The mechanism by which the 5-hydroxytryptamine1A agonist, 8-hydroxy-2-(di-n-propylamino)tetralin (8-OH-DPAT) increases adrenocortical secretion was examined using treatments designed to alter the hypothalamo-pituitary-adrenocortical axis and the autonomic nervous system. Adrenocortical responses to peripherally administered 8-OH-DPAT were preserved in animals with radiofrequency lesions of the hypothalamic paraventricular nucleus or with posterior hypothalamic deafferentations. However, adrenocortical responses to 8-OH-DPAT were abolished in hypophysectomized animals, although both acute and chronic treatment with dexamethasone were without effect. The influence of catecholamines in the central and sympathetic nervous systems was investigated using treatments designed to alter central and peripheral catecholaminergic systems. Adrenocortical responses after intracerebroventricular administration of high doses of 8-OH-DPAT were attenuated by i.v. and intra-adrenal treatment with 6-hydroxydopamine (6-OHDA), by adrenal medullectomy, by splanchnicectomy and by combined 6-OHDA-sympathectomy/medullectomy. Responses to i.p. 8-OH-DPAT were only partially attenuated by medullectomy and by 6-OHDA-sympathectomy/medullectomy. The ganglionic blocking agent, chlorisondamine also blocked the adrenocortical response after intracerebroventricular, but not i.p., administration of 8-OH-DPAT. These effects did not appear to be due to surgical damage to the adrenal cortex because the operated animals showed normal adrenocortical responses to challenge with adrenocorticotropic hormone.
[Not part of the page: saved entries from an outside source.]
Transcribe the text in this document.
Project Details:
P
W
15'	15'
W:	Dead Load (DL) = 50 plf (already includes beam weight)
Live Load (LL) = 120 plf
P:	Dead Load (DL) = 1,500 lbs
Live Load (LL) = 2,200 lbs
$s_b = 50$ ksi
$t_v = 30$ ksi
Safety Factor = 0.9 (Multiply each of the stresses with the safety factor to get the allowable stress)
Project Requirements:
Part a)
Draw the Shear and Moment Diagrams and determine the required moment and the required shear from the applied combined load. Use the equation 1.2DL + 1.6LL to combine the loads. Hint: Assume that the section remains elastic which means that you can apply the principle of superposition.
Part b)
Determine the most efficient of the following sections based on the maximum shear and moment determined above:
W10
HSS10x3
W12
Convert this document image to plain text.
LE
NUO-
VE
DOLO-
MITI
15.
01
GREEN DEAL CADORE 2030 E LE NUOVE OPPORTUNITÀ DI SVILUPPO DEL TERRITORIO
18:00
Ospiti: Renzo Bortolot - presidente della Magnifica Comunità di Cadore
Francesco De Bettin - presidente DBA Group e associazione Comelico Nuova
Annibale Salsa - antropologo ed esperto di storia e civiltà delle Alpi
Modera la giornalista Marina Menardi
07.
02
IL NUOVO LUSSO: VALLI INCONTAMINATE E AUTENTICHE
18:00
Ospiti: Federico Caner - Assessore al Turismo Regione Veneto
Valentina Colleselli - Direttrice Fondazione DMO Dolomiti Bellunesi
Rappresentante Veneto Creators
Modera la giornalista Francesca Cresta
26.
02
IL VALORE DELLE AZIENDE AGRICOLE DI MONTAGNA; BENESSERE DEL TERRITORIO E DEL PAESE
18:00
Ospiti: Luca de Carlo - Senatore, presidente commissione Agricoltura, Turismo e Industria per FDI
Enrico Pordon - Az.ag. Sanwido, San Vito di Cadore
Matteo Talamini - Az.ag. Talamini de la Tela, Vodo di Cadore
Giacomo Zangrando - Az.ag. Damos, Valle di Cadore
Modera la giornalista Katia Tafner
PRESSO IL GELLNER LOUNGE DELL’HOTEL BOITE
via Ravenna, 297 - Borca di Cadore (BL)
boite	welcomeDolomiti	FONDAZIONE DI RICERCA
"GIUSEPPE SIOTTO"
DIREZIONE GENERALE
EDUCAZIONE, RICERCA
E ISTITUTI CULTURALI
The data obtained indicate that adrenocortical secretion in response to i.p. and intracerebroventricular administration of the 5-hydroxytryptamine1A receptor agonist 8-OH-DPAT largely involves a sympathomedullary activation, but that additional peripheral mechanisms are also involved after i.p. administration.
使用旨在改变下丘脑 - 垂体 - 肾上腺皮质轴和自主神经系统的处理方法,研究了5 - 羟色胺1A激动剂8 - 羟基 - 2 - (二正丙基氨基)四氢萘(8 - OH - DPAT)增加肾上腺皮质分泌的机制。在患有下丘脑室旁核射频损伤或下丘脑后部去传入神经的动物中,对外周给予的8 - OH - DPAT的肾上腺皮质反应得以保留。然而,在垂体切除的动物中,对8 - OH - DPAT的肾上腺皮质反应被消除,尽管地塞米松的急性和慢性治疗均无效果。使用旨在改变中枢和外周儿茶酚胺能系统的处理方法,研究了儿茶酚胺在中枢和交感神经系统中的作用。脑室内给予高剂量8 - OH - DPAT后的肾上腺皮质反应,通过静脉内和肾上腺内给予6 - 羟基多巴胺(6 - OHDA)、肾上腺髓质切除术、内脏神经切除术以及联合6 - OHDA - 交感神经切除术/髓质切除术而减弱。对腹腔注射8 - OH - DPAT的反应仅被髓质切除术和6 - OHDA - 交感神经切除术/髓质切除术部分减弱。神经节阻断剂氯异吲哚铵也阻断了脑室内(而非腹腔内)给予8 - OH - DPAT后的肾上腺皮质反应。这些效应似乎并非由于对肾上腺皮质的手术损伤,因为手术动物对促肾上腺皮质激素刺激显示出正常的肾上腺皮质反应。所获得的数据表明,腹腔内和脑室内给予5 - 羟色胺1A受体激动剂8 - OH - DPAT后,肾上腺皮质分泌在很大程度上涉及交感 - 髓质激活,但腹腔内给药后也涉及其他外周机制。